2.1. Les normes concernant le contexte social.

Marguerite Duras ne socialise que très peu ses romans : le monde du travail, s'il n'est pas totalement absent des romans durassiens, y apparaît plus comme arrière-fond diégétique que comme cadre d'interactions. En fait, la romancière varie très peu les cadres sociaux dans lesquels évoluent les personnages de ses romans. Sur la totalité des romans, se retrouvent l'école, la famille, les partis politiques, les milieux littéraires ou mondains et enfin les milieux d'ambassade. L'analyse des rapports sociaux qui s'y nouent demeure parcellaires. Ainsi, ce sont les rapports parents-instituteur ou directeur, les rapports mari et femme, parents-enfants, frères-soeurs ou patron-domestiques qui sont développés, jamais les rapports enseignants-enseignés ou ceux d'une famille élargie.

Les autres interactions subissent une forme de décontextualisation sociale, dans la mesure où, si le milieu social dans lequel évoluent les personnages durassiens est globalement celui de la bourgeoisie, le rôle social des interactants est, en fait, à peine mentionné et n'interfère que peu sur les interactions qui s'y produisent : que le mari de Lol soit musicien et celui de Tatiana médecin n'a quasiment aucun impact sur les interactions du roman. Quant à Anne Desbaresdes, si elle est présentée comme femme du directeur d'usine, c'est pour mieux faire apparaître les discordances entre les interactions de son milieu (interactions sociales donc) et la plupart des interactions du roman qui se jouent sur le plan strict de l'humain entre un homme et une femme.

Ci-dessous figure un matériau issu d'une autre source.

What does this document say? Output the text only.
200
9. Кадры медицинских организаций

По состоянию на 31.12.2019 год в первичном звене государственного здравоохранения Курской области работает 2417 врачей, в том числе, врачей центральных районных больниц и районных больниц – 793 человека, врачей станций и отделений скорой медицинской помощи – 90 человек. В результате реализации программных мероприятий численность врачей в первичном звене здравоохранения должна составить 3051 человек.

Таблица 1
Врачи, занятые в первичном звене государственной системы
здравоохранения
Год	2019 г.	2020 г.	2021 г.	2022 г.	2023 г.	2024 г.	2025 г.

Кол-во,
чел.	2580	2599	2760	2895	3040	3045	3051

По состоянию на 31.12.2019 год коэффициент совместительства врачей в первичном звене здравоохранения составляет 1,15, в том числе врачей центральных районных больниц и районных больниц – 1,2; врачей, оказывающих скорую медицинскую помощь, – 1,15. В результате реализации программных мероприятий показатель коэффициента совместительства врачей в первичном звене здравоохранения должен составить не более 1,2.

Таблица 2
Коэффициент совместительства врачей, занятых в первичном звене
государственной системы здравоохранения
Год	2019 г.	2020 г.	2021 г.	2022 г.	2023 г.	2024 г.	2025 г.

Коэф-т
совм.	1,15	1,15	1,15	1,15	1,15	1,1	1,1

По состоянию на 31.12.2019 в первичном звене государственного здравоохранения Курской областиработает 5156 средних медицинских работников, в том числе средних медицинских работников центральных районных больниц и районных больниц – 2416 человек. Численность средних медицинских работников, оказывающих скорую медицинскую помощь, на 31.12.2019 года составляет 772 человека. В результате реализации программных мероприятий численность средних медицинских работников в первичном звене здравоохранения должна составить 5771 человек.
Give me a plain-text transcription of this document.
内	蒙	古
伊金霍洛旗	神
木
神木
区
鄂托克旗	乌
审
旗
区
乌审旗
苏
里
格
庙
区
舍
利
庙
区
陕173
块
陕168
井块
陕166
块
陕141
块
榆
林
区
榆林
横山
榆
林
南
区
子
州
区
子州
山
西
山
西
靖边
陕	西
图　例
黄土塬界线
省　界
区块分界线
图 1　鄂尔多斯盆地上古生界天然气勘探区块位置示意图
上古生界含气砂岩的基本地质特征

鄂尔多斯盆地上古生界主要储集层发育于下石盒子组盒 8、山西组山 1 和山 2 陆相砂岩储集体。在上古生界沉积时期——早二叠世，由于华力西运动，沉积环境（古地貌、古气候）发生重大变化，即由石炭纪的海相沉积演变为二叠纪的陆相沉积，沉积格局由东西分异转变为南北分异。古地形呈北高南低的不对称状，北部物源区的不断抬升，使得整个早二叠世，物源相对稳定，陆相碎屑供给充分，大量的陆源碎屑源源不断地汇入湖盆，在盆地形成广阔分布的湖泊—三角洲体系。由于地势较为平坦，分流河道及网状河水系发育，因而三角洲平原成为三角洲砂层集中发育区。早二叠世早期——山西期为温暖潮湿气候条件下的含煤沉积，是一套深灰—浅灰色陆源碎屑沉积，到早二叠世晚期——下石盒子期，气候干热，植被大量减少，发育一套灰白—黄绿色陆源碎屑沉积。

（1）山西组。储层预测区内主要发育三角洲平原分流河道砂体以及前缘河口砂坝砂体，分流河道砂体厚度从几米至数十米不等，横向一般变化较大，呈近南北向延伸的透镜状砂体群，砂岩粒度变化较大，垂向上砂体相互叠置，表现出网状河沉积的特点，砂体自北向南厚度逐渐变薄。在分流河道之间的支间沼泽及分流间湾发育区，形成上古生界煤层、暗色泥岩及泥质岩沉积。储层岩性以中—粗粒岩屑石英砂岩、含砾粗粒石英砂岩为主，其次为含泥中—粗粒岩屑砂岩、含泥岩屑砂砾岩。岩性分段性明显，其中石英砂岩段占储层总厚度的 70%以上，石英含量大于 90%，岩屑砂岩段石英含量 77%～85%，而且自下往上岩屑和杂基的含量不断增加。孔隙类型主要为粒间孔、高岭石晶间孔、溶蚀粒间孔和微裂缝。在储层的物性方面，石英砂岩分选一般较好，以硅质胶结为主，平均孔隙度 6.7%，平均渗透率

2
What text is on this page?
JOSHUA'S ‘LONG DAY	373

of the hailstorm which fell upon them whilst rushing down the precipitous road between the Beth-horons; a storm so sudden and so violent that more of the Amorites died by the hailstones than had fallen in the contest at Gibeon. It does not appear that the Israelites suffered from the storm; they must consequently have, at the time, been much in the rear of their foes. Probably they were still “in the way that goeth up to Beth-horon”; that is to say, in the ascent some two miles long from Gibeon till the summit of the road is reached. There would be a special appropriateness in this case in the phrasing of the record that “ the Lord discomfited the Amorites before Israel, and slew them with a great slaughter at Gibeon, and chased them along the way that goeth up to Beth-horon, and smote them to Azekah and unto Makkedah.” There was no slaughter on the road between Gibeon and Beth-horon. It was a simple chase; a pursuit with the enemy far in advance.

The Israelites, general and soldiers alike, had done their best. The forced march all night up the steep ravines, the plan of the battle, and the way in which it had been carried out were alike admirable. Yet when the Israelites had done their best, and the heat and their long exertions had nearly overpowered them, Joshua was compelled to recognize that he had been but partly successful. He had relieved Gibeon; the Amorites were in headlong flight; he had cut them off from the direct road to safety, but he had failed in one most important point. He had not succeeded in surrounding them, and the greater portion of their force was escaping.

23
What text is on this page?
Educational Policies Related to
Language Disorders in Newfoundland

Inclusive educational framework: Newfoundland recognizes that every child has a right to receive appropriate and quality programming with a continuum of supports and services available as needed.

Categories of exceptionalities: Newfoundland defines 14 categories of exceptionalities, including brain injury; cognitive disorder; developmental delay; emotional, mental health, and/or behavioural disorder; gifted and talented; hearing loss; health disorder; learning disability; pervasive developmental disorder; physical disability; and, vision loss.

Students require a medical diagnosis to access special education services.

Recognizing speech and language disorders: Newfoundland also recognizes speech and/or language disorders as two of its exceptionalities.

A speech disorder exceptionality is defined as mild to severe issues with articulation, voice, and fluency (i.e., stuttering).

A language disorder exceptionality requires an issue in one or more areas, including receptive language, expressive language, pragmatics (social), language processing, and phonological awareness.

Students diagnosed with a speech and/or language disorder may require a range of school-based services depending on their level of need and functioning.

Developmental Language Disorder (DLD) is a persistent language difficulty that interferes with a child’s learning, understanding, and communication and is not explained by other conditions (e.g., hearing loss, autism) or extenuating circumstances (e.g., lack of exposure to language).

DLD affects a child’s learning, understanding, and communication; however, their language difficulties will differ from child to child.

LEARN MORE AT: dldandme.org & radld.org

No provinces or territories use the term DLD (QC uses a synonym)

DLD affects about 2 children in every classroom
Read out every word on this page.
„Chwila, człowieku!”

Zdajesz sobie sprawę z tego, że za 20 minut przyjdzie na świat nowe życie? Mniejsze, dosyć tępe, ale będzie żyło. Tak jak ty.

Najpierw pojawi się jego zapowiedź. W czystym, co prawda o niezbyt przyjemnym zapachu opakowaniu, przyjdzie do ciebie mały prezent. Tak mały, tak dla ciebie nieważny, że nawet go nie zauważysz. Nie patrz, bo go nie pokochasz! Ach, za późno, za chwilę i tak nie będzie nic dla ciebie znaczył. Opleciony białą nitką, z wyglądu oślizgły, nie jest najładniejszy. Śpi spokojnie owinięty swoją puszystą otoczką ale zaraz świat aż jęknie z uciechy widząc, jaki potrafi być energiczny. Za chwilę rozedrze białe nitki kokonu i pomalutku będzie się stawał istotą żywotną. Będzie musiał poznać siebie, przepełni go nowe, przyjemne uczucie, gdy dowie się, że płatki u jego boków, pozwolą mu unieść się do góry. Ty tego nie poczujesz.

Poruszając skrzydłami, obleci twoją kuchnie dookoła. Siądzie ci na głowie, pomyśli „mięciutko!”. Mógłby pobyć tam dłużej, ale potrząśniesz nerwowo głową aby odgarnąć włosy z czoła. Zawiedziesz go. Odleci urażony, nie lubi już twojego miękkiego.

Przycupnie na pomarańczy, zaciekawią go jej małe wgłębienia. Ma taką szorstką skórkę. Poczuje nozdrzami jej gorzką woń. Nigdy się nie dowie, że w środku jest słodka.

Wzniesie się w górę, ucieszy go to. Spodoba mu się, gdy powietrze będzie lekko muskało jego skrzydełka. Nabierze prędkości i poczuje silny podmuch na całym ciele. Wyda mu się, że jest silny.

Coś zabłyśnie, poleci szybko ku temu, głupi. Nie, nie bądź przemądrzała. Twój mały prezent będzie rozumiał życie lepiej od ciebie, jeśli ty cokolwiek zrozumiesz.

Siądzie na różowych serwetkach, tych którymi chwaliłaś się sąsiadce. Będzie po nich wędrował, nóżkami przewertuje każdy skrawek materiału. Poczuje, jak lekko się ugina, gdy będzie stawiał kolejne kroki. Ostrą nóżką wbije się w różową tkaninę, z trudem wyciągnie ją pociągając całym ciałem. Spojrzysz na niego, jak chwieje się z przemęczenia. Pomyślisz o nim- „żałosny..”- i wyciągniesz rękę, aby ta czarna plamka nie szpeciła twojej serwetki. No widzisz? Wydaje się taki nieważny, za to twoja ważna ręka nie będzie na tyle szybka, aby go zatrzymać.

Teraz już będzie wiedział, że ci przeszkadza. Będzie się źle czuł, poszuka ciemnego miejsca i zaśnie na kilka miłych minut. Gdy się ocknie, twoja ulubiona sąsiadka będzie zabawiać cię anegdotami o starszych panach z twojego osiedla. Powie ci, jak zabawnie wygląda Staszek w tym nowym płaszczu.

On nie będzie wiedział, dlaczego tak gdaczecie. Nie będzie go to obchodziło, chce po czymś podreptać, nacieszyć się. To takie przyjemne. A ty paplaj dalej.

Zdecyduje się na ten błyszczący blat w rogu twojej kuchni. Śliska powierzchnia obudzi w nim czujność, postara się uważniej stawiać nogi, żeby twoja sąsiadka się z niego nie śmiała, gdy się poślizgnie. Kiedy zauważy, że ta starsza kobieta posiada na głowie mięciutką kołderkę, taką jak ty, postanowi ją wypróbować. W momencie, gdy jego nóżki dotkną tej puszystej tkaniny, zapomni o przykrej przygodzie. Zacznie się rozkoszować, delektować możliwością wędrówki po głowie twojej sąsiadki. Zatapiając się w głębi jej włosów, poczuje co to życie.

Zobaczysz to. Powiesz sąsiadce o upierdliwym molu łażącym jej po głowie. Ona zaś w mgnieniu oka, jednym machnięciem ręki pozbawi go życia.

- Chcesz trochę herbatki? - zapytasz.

Ces interactions, plus purement humaines, se déroulent pourtant dans un lieu social de loisirs ou de vacances : café, restaurant ou hôtel. On les ajoutera à la liste des cadres sociaux : il semble qu'ils soient régis par certaines normes qui dépendent plus de la société que de la relation ou de l'interaction qui s'y déroulerait, et, qu'en outre, ces lieux peuvent s'institutionnaliser, comme le café dans Moderato ou l'hôtel des Chevaux :

‘Directement sur la place, donnait l'hôtel, [...] là où tout le monde, à toute heure, se retrouvait, le lieu géométrique et nécessaire des vacances. Sara s'arrêta donc. Il était impensable qu'elle ne s'y arrêtât point, comme tout le monde, dix fois par jour (Chevaux : 19).’

L'hôtel devient le lieu des rencontres, des apéritifs et des repas. Il devient le lieu ritualisé des Bitter Campari et des poissons grillés. Il est le lieu institutionnel des vacances et s'y arrêter fait donc partie des normes-habitudes des personnages.

Ainsi, ce sont au total six lieux sociaux qui sont représentés par les romans durassiens : l'école, la famille, les partis politiques, les milieux littéraires ou mondains, le monde colonial et le café-hôtel-restaurant. Nous ne dirons pas que les six appartiennent au même plan : le monde colonial est un microcosme social qui peut incorporer tous les autres domaines et qui relève d'un paramètre historique. L'école, la famille et les partis politiques sont, sans conteste, des institutions. Quant aux milieux mondains ou littéraires, ils n'apparaissent que très peu hors du contexte colonial.